Disabling branches in RDataFrame?

Dear experts,
I have a question/follow up on a similar topic as

Is it possible to disable unneeded branches when processing events with RDataFrame - similar to MakeClass/MakeSelector’s SetBranchStatus?
As an example, I have my small ntuples O(100GB) and second (huge) ntuples with (many) systematics O(2.5TB) - the same RDataFrame code (which itself does not need the systematics) runs in ~10min on the nominal sample and takes ~10h on the large sample

My use case here is not to use the large ntuples as friend trees but more to enable/disable branches on the fly/depending on my job configuration?

Thanks for ideas and comments

Hi @zhubacek ,
RDataFrame automatically disables unused branches (and also, for each entry, only reads data that’s strictly needed, so e.g. if after a strict Filter the rest of the event processing is skipped, RDF only reads the column needed by the `Filter).
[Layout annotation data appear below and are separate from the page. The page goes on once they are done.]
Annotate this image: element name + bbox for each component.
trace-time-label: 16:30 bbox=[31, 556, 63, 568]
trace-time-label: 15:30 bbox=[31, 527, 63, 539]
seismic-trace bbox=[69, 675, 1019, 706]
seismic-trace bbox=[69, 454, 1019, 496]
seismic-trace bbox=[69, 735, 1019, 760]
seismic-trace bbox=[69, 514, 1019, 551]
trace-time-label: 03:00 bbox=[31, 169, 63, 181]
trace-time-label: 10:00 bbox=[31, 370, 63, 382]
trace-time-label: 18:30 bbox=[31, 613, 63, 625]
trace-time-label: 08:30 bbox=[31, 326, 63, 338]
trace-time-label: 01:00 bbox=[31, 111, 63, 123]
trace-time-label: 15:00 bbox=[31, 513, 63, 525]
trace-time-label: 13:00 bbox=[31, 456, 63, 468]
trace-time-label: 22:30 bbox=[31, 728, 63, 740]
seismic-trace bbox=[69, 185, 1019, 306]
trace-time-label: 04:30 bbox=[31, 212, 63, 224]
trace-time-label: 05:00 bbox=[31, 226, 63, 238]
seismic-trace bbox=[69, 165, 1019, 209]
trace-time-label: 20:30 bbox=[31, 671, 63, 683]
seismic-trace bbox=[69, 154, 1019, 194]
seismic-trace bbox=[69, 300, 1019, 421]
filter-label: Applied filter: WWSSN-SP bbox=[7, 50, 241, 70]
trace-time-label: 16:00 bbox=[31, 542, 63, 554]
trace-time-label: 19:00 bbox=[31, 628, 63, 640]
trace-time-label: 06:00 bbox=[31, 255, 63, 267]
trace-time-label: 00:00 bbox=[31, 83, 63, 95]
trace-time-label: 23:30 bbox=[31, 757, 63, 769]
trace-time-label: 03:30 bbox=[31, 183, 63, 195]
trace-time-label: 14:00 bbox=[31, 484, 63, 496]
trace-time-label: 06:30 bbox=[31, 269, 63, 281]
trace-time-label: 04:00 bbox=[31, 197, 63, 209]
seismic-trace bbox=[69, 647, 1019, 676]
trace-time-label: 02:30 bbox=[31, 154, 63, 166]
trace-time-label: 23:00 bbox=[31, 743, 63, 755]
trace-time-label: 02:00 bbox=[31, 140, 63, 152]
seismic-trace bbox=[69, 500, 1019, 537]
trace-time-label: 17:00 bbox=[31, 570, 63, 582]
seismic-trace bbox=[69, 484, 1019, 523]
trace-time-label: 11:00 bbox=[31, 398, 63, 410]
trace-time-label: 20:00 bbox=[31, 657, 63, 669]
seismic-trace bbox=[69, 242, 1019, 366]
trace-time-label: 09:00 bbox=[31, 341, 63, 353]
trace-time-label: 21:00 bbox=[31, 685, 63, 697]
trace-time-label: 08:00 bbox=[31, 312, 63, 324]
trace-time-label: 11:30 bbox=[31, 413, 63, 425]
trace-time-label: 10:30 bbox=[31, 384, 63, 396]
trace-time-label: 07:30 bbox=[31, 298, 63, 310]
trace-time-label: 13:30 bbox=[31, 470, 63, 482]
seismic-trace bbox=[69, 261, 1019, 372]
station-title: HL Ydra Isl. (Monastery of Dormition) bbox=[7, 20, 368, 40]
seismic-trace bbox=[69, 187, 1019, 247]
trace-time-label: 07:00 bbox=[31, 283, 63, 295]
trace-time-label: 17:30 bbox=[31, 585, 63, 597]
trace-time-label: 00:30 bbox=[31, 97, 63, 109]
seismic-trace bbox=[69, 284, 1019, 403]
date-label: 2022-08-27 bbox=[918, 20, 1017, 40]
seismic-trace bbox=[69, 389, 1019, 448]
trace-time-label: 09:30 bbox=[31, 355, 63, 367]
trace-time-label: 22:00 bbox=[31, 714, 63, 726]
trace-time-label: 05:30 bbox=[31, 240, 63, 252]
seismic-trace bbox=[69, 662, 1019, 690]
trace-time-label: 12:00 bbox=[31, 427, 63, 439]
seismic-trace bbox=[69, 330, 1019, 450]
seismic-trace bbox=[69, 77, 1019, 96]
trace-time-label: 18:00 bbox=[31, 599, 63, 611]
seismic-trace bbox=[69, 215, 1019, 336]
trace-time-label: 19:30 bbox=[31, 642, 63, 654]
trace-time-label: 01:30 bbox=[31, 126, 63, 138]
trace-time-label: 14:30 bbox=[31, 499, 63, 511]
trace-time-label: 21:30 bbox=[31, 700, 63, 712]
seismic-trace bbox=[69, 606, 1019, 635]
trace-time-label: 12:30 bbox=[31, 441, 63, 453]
So the runtime difference comes from something else. It would be useful to profile a few tens of seconds of execution of your program e.g. with perf to see where time is spent.
I could also take a look in case you can share a reproducer.

Cheers,
Enrico

Hi @eguiraud ,
Thanks for the suggestion! I think I see my problem now - with perf record -F 99 ...
it looks

 40.44%  rdf_dijet_reade  libz.so.1.2.11       [.] inflate_fast                                                                                                         ◆
  11.89%  rdf_dijet_reade  libz.so.1.2.11       [.] adler32_z                                                                                                            ▒
   5.72%  rdf_dijet_reade  libRIO.so            [.] TStreamerInfoActions::GenericLooper::ReadBasicType<double>                                                           ▒
   5.34%  rdf_dijet_reade  libCore.so           [.] TExMap::GetValue                       

that the code tries to read the branches when I thought it doesn’t need them

newDF = DF.Filter(MyFilter(doSyst),{"NominalBranch","SystBranch"});

I think I will need to modify it to something like

if (doSyst) newDF = DF.Filter(MyFilter1,{"NominalBranch"});
else newDF = DF.Filter(MyFilter2,{"NominalBranch","SystBranch"});

I hope this is ok when it will be evaluated at run time?

Good!

Yes, you can define newDF as a ROOT::RDF::RNode newDF(DF) and then re-assign to it whatever you need. Or you can use a helper function that takes an RDF and returns an RDF to the same effect.

Cheers,
Enrico

This topic was automatically closed 14 days after the last reply. New replies are no longer allowed.